Sin embargo, pese a las dificultades, Olalla tiene claro que esta es su vocación. "En este mundo la gente, los técnicos e intérpretes, tienen una sensibilidad especial” que valora en un mundo "obsesionado por un concepto de la seguridad mal entendida, una nómina, un contrato fijo", cuando son circunstancias que dependen de otro, porque si se deslocaliza te vas a la calle".

"Un abrazo dice mucho más que mil palabras"

Cuando le preguntan qué le gustaría transmitir con su papel en este anuncio, asegura que el mensaje es que "siempre tiene que haber espacio para un abrazo porque el diálogo es importante, pero un abrazo dice mucho más que mil palabras".

Llega el anuncio de la Lotería de Navidad 2023: 'La suerte de tenernos'

Una experiencia le hizo darse cuenta de "las cosas más importantes de la vida" cuando tenía 49 años, y apenas estaba comenzando su carrera como actor tuvo un infarto agudo. De repente se encontró "solo un un box", le preguntaban cosas le dijeran que contara de uno a diez, y pensó: “¡Caray, esto se puede acabar aquí".

"Me voy a ir de este mundo sin una última mirada, un abrazo, empezaron a aparecer en mi mente todas las ocasiones desperdiciadas de demostrar cariño y eran tantas que dije si salgo de esta voy a ser el tio mas mimosón del mundo", cuenta Carlos Olalla, al recordar cómo se dio cuenta de que el trabajo y el dinero no son lo importante, "sino lo que has amado a lo largo de tu vida".

El actor barcelonés, que había rodado por última vez un anuncio en 2020, el de los turrones Suchard, cuenta que "siempre" intenta participar en los spots que transmitan valores como este de la Lotería de Navidad. "Es un canto a la vida te hace soñar con todo este tipo de emociones", dice Olalla, que ve la "magia de transformar un pequeño papel que puede dar millones en lo que realmente es ese pequeño papel en el que caben tantos sueños".

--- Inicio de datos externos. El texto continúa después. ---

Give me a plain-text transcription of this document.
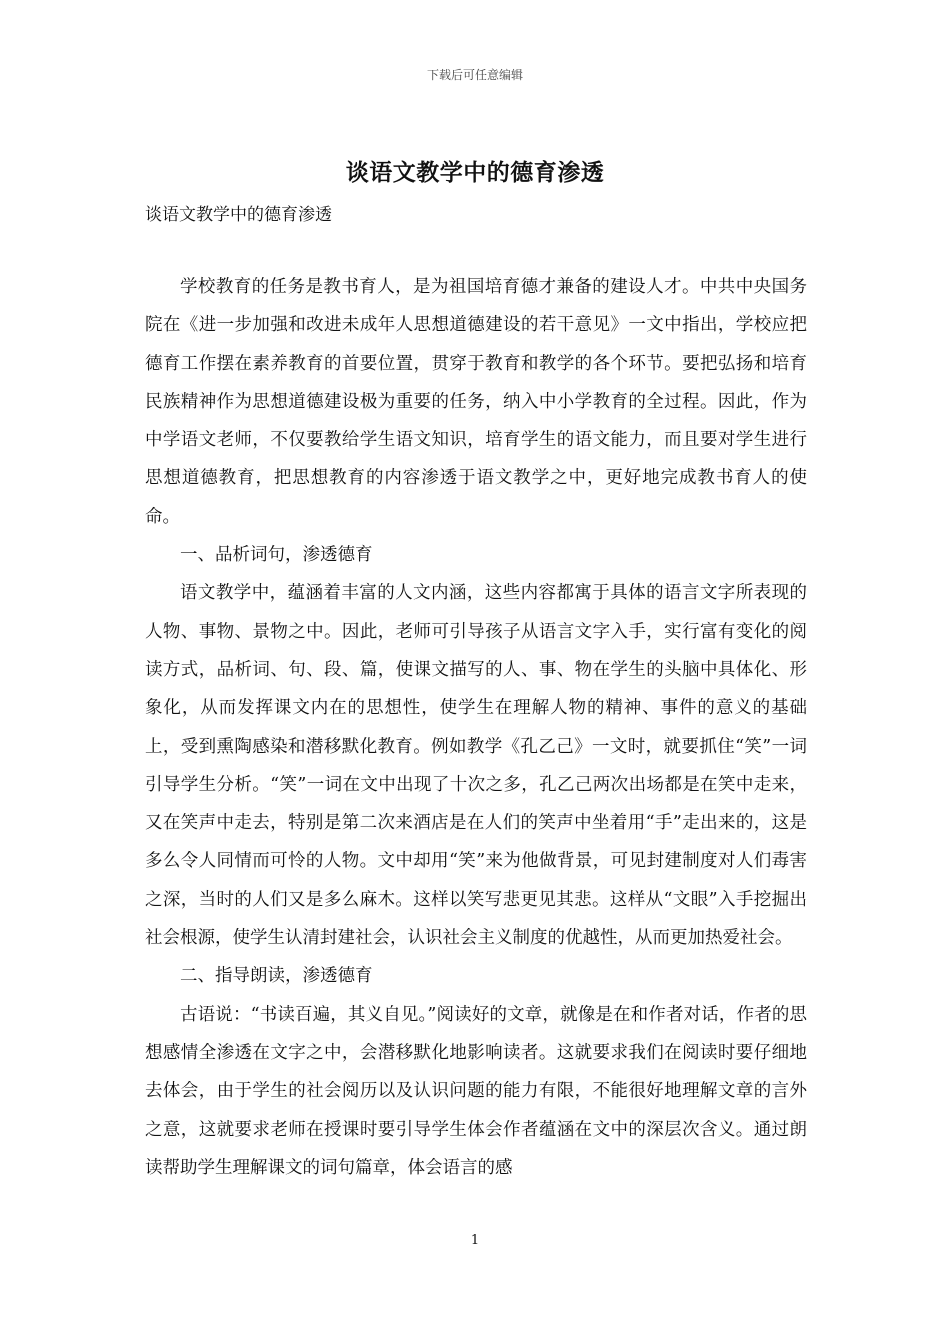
下载后可任意编辑
谈语文教学中的德育渗透
谈语文教学中的德育渗透

学校教育的任务是教书育人，是为祖国培育德才兼备的建设人才。中共中央国务院在《进一步加强和改进未成年人思想道德建设的若干意见》一文中指出，学校应把德育工作摆在素养教育的首要位置，贯穿于教育和教学的各个环节。要把弘扬和培育民族精神作为思想道德建设极为重要的任务，纳入中小学教育的全过程。因此，作为中学语文老师，不仅要教给学生语文知识，培育学生的语文能力，而且要对学生进行思想道德教育，把思想教育的内容渗透于语文教学之中，更好地完成教书育人的使命。

一、品析词句，渗透德育

语文教学中，蕴涵着丰富的人文内涵，这些内容都寓于具体的语言文字所表现的人物、事物、景物之中。因此，老师可引导孩子从语言文字入手，实行富有变化的阅读方式，品析词、句、段、篇，使课文描写的人、事、物在学生的头脑中具体化、形象化，从而发挥课文内在的思想性，使学生在理解人物的精神、事件的意义的基础上，受到熏陶感染和潜移默化教育。例如教学《孔乙己》一文时，就要抓住“笑”一词引导学生分析。“笑”一词在文中出现了十次之多，孔乙己两次出场都是在笑中走来，又在笑声中走去，特别是第二次来酒店是在人们的笑声中坐着用“手”走出来的，这是多么令人同情而可怜的人物。文中却用“笑”来为他做背景，可见封建制度对人们毒害之深，当时的人们又是多么麻木。这样以笑写悲更见其悲。这样从“文眼”入手挖掘出社会根源，使学生认清封建社会，认识社会主义制度的优越性，从而更加热爱社会。

二、指导朗读，渗透德育

古语说：“书读百遍，其义自见。”阅读好的文章，就像是在和作者对话，作者的思想感情全渗透在文字之中，会潜移默化地影响读者。这就要求我们在阅读时要仔细地去体会，由于学生的社会阅历以及认识问题的能力有限，不能很好地理解文章的言外之意，这就要求老师在授课时要引导学生体会作者蕴涵在文中的深层次含义。通过朗读帮助学生理解课文的词句篇章，体会语言的感

1
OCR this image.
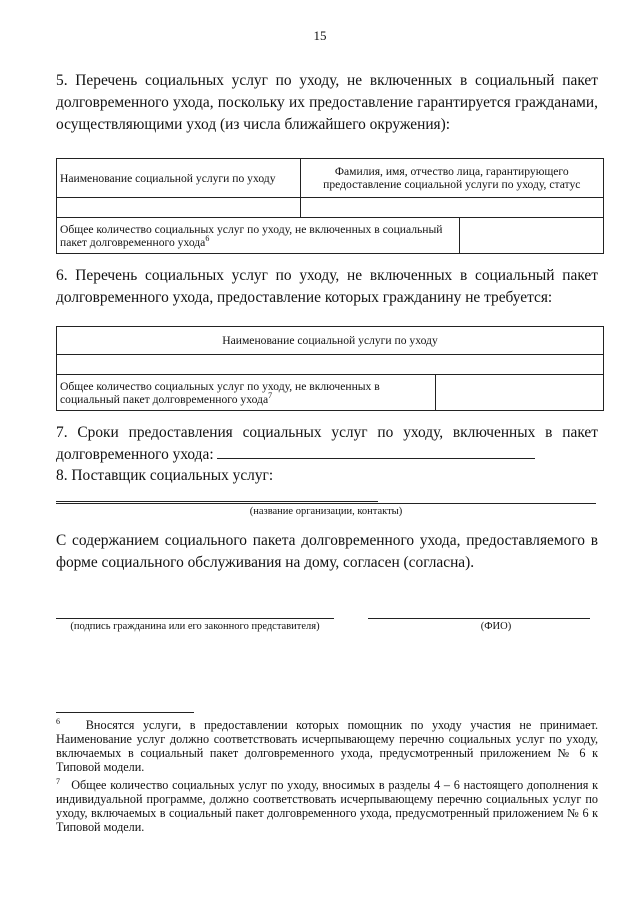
15

5. Перечень социальных услуг по уходу, не включенных в социальный пакет долговременного ухода, поскольку их предоставление гарантируется гражданами, осуществляющими уход (из числа ближайшего окружения):

Наименование социальной услуги по уходу	Фамилия, имя, отчество лица, гарантирующего предоставление социальной услуги по уходу, статус	

Общее количество социальных услуг по уходу, не включенных в социальный пакет долговременного ухода$^6$	

6. Перечень социальных услуг по уходу, не включенных в социальный пакет долговременного ухода, предоставление которых гражданину не требуется:

Наименование социальной услуги по уходу

Общее количество социальных услуг по уходу, не включенных в социальный пакет долговременного ухода$^7$	

7. Сроки предоставления социальных услуг по уходу, включенных в пакет долговременного ухода:

8. Поставщик социальных услуг:

(название организации, контакты)

С содержанием социального пакета долговременного ухода, предоставляемого в форме социального обслуживания на дому, согласен (согласна).

(подпись гражданина или его законного представителя)	(ФИО)

$^6$ Вносятся услуги, в предоставлении которых помощник по уходу участия не принимает. Наименование услуг должно соответствовать исчерпывающему перечню социальных услуг по уходу, включаемых в социальный пакет долговременного ухода, предусмотренный приложением № 6 к Типовой модели.

$^7$ Общее количество социальных услуг по уходу, вносимых в разделы 4 – 6 настоящего дополнения к индивидуальной программе, должно соответствовать исчерпывающему перечню социальных услуг по уходу, включаемых в социальный пакет долговременного ухода, предусмотренный приложением № 6 к Типовой модели.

Su actividad en el mundo de la creación literaria y la interpretación no cesa, como si quisiera recuperar esas dos décadas que había dedicado al mundo de la empresa. Así fue como en 2019, antes del confinamiento por la pandemia, en su afán por desenterrar del olvido a las poetas en el exilio, se dijo "parece que en la generación del 27 no hubiera", y encontró unos poemas de Carmen Castellote en internet que le dejaron fascinado. Así fue como le dedicó un blog a la autora que pasó la Segunda Guerra Mundial en Siberia y veinte años después se fue a México a reencontrarse con su padre.

Carlos Olalla y la biografía de Carmen Castellote

La filosofía del actor se encierra en unas palabras de Abraham Verghese que el mismo recuerda: "No somos de donde nacemos sino de donde nos necesitan". Y esta es la esencia de Ubuntu, el grupo de teatro que dirige en la parroquia madrileña de San Carlos Borromeo. "Yo soy muy de la filosofía de Mandela, de Ubuntu", asegura Olalla, antes de recordar el lema del grupo: "Todo cuanto retuve lo perdí, solo me queda lo que dí, cuando das te sientes vivo, dar es vida".